Addressing MPs, trade unionists and activists at the party's National Policy Forum in Gillingham, Kent, he said that they had once again to become a "campaigning force" throughout the country.

"We have to show again we are the people who are the idealists, we are the people who are the optimists, we are the people who can represent the hopes, the dreams, the aspirations of the British people," he said.

"So please join us on this journey. Join us on this journey which makes us once again the people's party, the party of people's hopes and aspirations, back on people's side, back in power making for the fairer, the more equal, the more just country we believe in."

Mr Miliband said that while there was deep anger at the "broken promises" of the Conservatives and Liberal Democrats, it was not enough simply to wait for the coalition to fail.
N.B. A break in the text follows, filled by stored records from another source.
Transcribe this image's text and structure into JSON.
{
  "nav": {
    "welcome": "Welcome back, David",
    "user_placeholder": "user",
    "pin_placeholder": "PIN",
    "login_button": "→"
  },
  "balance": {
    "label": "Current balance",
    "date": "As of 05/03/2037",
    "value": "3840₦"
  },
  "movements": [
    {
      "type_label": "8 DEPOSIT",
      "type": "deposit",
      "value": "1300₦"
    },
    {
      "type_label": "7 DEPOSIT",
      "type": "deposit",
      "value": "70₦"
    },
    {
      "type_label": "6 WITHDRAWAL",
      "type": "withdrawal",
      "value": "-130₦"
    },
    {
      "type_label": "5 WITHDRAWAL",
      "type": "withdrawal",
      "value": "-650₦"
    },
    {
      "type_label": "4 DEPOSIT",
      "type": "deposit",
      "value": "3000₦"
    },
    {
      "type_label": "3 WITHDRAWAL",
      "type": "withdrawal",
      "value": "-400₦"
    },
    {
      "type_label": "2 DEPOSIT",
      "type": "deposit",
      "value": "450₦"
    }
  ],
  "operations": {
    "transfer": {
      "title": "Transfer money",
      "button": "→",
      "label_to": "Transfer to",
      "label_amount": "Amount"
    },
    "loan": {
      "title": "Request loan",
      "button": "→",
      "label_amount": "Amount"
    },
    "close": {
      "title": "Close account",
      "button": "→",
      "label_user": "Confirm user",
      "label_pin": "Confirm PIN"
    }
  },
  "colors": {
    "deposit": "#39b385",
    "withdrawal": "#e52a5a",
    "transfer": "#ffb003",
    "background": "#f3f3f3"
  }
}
"I know that we have got to change in order to win," he said.

"There is no short cut or quick fix to this. We shouldn't mistake the anger we feel at what the coalition is doing to the country for a sense that it isn't as much about us as it is about them. The strategy that says wait for them to screw it up, simply be a strong opposition, is not a strategy that is going to work for us. We need to do that hard thinking of our own."

Mr Miliband said that he made no apology for speaking up for what he describes as the "squeezed middle" - despite criticisms that the term was too vague and ill-defined.

"People were feeling squeezed before this Government. They are feeling much, much more squeezed now this Government is in power," he said.